4E1-4E1-4F#1-4G1-4G1-4F1-4E1-4D1-4C1-4C1-4D1-4E1-4E1-4D1-4D2

In the above, each note consists of 3 alphanumeric characters that denote the octave, the musical note and the duration. They are separated by dashes in the above string. The first note for example maps to the E note in octave 4 with a frequency of 326.6 Hz for a duration of 1 unit.  While this annotation is only one example how a string could be mapped to frequencies and other sound of choice, there are limitless variations of the mapping and augmentation that could be performed to an input.   
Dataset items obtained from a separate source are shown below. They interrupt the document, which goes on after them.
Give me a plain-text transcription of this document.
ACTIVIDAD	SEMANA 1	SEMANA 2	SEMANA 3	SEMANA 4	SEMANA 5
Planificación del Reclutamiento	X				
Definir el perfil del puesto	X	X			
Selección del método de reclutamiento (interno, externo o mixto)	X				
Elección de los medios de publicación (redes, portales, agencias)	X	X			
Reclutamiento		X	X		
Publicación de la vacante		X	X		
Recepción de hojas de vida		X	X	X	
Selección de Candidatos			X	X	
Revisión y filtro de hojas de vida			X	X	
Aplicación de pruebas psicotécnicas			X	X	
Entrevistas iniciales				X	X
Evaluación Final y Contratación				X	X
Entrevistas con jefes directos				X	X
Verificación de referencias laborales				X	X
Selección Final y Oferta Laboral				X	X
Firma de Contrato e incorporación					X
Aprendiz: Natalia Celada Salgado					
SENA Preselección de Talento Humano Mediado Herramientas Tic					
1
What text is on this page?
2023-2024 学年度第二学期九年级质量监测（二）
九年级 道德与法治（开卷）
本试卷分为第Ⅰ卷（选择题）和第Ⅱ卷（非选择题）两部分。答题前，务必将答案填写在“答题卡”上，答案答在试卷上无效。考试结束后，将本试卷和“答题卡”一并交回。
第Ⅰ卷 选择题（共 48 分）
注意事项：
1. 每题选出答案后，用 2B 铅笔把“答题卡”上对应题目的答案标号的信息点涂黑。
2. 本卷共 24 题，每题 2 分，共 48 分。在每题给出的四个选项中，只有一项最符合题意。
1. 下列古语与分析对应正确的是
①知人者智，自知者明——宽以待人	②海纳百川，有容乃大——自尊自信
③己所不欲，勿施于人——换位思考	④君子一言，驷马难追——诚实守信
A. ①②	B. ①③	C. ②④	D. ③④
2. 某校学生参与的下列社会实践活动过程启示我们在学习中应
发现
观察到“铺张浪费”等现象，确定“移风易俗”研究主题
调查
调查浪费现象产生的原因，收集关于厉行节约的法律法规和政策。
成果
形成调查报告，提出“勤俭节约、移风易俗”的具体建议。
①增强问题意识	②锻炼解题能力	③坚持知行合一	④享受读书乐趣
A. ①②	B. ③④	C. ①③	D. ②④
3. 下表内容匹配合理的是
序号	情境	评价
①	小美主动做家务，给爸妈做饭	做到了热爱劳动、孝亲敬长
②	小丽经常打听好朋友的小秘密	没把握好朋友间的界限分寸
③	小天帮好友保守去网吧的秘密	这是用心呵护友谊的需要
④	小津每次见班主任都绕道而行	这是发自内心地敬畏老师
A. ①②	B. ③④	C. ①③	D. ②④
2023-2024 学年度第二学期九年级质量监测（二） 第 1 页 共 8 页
I look forward to combining other tools with the concept that I have established thus far and apply it on different types of inputs to create sounds that we have never heard before with coding. The possibilities are endless. I hope you have learned something about data sonification today. 

References

[1] Hermann Thomas, Hunt Andy and John G. Neuhoff, "The Sonification Handbook", Logos Verlag Berlin GmbH, pp. 29-52, 2011, ISBN 978-3-8325-2819-5

[2] C. Beans, “Science and Culture: Musicians join scientists to explore data through sound,” Proc. Natl. Acad. Sci., vol. 114, no. 18, pp. 4563 LP – 4565, May 2017, doi: 10.1073/pnas.1705325114.

[3] Walters, H. (2013, July 11). The sound of color: Neil Harbisson's talk visualized. [online] ideas.ted.com. Available at: https://ideas.ted.com/the-sound-of-color-neil-harbissons-talk-visualized/

[4] Foo, B. (n.d.). Data-driven DJ. An introduction to Data-Driven DJ. Available at: https://datadrivendj.com/tracks/subway/

[5] Stroehle, N. (2019, July 31). Algoraves put live performance into programming - SXSW Magazine. SXSW. Available at: https://www.sxsw.com/world/2019/algoraves-put-live-performance-into-programming/

[6] S. Cass, "Illuminating musical code: Program an electronic music performance in real time - [Resources_Hands On]," in IEEE Spectrum, vol. 56, no. 09, pp. 14-15, Sept. 2019, doi: 10.1109/MSPEC.2019.8818581.